理由としては、これまでの技術革新では、新しい仕事をある程度一般化して、それを実行する人を増やすことで生産性を高められる類の変化が多かったように感じます。ただし今回は、一般化してもそれを複製可能・並列処理が可能なAIが担ってもらえる箇所が多いので、人手を増やして労働集約的に雇用ニーズが生まれてくるという職種は少ないのではないかなと思っています。

ここまでの考えをまとめると、既存の職種や必要な人員が減る一方で、新しい仕事も生まれてきそうだが、社会全体の総和としては雇用ニーズは減少しそうだなと考えています。


時系列で見た採用市場の変動

労働市場に与える影響が次々と表れるにつれ、採用市場も大きく変化するでしょう。時系列で見た採用市場の変動を以下にまとめます。

3.1 採用ニーズの減少

まず最初に、企業が採用したいと思わなくなることで、採用市場が冷え込むと予想されます。この不確実な状況の中で人数を増やすということがリスクになり、企業は既存の社内人材を活用し、AI技術を導入する方向にシフトしていきそうな気がします。

新しい職種も登場しますが、それは限られた優秀層の人材が求められ、大勢の雇用を受け止めるような受け皿には至りません。

3.2 企業の倒産

次に、デジタル領域のツールを提供する企業は、競合他社が低コストで高精度なツール、サービス価値を提供する世界になると、経営が厳しくなり、倒産が増えてきそうな気がします。タスク自律型システムの導入により、人件費が削減され、ツールの提供競争が激化します。

3.3 失業者の増加と政府の介入

企業の倒産やリストラによって失業者が増え、一方で採用市場が冷え込んでいるため、求職に苦労する人が増えることが予想されます。ここで、政府が介入し、失業者への補助や雇用創出の施策が求められるでしょう。

個人的には生活保護受給者が増加し、実質的なベーシックインカムとしての役割を担ってくるのかなとかは思っていますが、経済には疎いのでそんな単純でもなさそうだなとは思っています。


結論:採用市場と企業の適応

今回の技術革新によって、おそらく採用市場は冷え込み、またAI活用による市場メカニズムによる外的な圧力を企業は受けていくことになると思われます。

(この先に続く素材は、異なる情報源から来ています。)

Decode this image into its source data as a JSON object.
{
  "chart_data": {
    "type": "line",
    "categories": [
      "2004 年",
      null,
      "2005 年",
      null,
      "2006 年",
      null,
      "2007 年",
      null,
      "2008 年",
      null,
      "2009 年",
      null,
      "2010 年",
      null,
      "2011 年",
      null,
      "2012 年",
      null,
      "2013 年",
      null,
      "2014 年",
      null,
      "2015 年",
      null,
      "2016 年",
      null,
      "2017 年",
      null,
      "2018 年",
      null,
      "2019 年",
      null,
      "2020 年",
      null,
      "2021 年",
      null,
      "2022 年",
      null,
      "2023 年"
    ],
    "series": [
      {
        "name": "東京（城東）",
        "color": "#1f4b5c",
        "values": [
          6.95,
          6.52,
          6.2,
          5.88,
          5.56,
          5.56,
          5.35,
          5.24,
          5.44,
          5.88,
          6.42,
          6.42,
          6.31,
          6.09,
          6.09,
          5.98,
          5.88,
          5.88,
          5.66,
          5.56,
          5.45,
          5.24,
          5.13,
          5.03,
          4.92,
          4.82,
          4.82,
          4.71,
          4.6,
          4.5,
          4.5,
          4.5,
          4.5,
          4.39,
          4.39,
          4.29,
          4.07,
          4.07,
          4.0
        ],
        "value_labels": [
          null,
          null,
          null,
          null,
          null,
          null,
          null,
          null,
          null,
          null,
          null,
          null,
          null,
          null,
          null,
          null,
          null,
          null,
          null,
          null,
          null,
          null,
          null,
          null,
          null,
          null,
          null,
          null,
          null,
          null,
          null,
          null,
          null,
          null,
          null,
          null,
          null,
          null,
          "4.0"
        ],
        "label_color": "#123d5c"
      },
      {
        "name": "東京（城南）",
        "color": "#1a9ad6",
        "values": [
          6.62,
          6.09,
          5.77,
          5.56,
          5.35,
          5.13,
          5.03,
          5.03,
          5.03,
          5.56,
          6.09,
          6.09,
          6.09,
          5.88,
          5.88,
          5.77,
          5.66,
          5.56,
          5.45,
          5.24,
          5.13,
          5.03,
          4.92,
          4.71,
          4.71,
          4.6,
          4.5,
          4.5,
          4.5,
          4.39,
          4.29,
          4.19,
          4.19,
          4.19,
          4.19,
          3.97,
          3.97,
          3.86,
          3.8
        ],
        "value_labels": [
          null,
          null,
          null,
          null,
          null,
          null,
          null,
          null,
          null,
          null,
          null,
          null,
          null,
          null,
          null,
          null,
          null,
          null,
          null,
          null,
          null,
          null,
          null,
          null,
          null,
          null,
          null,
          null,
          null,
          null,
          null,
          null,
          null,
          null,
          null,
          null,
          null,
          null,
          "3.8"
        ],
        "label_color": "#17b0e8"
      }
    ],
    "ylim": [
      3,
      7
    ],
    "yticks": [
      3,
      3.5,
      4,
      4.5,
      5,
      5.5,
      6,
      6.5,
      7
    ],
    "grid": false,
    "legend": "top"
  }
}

これを乗り越えていくためにも、AIを活用した生産性の向上は必要だと思われます。ここでの活用は、自動的に色々なタスクを実行・支援してくれる仕組みを作ることを意味します。これを実現するためには、個人的にはLLMなどの技術に関する最新トレンドのキャッチアップと、社内での情報の取り扱いの仕組みを整えていくことが重要だと考えています。


かなり悲観的な見方をしてきましたが、自分の中ではどう楽観的にみても起こりそうという結論に至りました。

なので一旦この結論を受け入れて、その上で自分はどのように動いていくべきかについて思考を巡らせていこうと思います。